March 25 (Reuters) - Artificial intelligence company
Anthropic convinced a California federal judge on Tuesday to
reject a preliminary bid to block it from using lyrics owned by
Universal Music Group and other music publishers to
train its AI-powered chatbot Claude.
U.S. District Judge Eumi Lee said that the publishers'
request was too broad and that they failed to show Anthropic's
conduct caused them "irreparable harm."
Spokespeople for the labels did not immediately respond to
requests for comment on the decision. An Anthropic spokesperson
said the company was pleased that the court did not grant the
publishers' "disruptive and amorphous request."
Music publishers UMG, Concord and ABKCO sued Anthropic in
2023, alleging that it infringed their copyrights in lyrics from
at least 500 songs by musicians including Beyoncé, the Rolling
Stones and the Beach Boys.
The publishers claimed Anthropic used the lyrics without
permission to train Claude to respond to human prompts.

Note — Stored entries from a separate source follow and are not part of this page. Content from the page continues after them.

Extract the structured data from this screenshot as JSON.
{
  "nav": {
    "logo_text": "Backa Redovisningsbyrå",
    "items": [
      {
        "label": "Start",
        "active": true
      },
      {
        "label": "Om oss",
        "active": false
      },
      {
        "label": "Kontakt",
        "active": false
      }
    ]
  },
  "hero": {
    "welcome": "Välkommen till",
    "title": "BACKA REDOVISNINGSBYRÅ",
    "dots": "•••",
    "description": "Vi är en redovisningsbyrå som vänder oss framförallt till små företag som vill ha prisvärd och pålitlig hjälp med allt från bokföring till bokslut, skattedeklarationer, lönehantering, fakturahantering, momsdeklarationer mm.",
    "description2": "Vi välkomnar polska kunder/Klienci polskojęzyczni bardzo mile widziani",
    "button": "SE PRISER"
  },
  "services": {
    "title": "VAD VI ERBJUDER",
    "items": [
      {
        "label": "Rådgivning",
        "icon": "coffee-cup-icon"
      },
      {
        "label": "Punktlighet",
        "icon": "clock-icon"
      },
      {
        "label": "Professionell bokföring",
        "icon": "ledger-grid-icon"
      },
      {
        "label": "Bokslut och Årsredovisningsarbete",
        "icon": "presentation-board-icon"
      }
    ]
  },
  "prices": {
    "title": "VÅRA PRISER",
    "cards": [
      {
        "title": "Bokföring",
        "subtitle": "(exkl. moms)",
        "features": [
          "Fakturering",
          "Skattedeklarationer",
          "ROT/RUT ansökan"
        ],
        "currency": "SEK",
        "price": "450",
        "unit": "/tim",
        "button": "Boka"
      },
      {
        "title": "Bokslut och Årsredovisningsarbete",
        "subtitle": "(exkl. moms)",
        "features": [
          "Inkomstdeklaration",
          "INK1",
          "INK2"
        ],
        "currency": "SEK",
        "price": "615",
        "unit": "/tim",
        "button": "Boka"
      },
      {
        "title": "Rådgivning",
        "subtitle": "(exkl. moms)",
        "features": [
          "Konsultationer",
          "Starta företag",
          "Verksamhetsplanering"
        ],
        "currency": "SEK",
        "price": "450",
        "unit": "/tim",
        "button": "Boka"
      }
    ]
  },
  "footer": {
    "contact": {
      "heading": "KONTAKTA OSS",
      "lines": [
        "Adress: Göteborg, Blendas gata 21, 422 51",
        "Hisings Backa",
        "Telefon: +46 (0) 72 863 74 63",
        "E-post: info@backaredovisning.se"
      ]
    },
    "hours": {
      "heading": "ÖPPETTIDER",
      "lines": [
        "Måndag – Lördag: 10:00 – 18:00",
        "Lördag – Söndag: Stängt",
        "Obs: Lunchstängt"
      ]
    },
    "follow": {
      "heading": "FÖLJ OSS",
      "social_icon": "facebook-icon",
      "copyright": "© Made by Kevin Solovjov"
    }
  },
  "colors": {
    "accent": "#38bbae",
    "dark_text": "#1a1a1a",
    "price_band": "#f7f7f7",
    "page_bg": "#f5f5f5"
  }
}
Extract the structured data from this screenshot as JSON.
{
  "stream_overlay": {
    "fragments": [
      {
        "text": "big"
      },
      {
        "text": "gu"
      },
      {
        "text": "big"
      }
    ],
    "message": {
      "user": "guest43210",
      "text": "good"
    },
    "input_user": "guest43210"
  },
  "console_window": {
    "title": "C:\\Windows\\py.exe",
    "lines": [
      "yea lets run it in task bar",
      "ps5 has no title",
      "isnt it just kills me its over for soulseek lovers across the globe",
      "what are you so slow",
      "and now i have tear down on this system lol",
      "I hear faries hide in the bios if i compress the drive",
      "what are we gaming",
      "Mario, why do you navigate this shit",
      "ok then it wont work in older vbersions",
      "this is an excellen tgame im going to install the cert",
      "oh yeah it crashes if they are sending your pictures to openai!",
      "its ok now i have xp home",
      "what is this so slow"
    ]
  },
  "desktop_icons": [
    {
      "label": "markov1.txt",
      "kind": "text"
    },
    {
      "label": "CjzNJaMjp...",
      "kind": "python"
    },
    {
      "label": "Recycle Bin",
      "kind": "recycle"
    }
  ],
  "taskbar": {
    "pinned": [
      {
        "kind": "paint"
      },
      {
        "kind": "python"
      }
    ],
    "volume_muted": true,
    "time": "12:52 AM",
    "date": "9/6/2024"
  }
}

The lawsuit is one of several arguing that copyrighted works
by authors, news outlets, visual artists and others have been
misused without consent or payment to develop AI products.
Tech companies including OpenAI, Microsoft ( MSFT ) and Meta
Platforms ( META ) have said that their systems make "fair use"
of copyrighted material under U.S. copyright law by studying it
to learn to create new, transformative content.
Fair use is likely to be the determinative question in the
lawsuits, though Lee's opinion did not specifically address the
issue.
Lee rejected the publishers' argument that Anthropic's use
of their lyrics caused them irreparable harm by diminishing
their licensing market.
"Publishers are essentially asking the Court to define the
contours of a licensing market for AI training where the
threshold question of fair use remains unsettled," Lee said.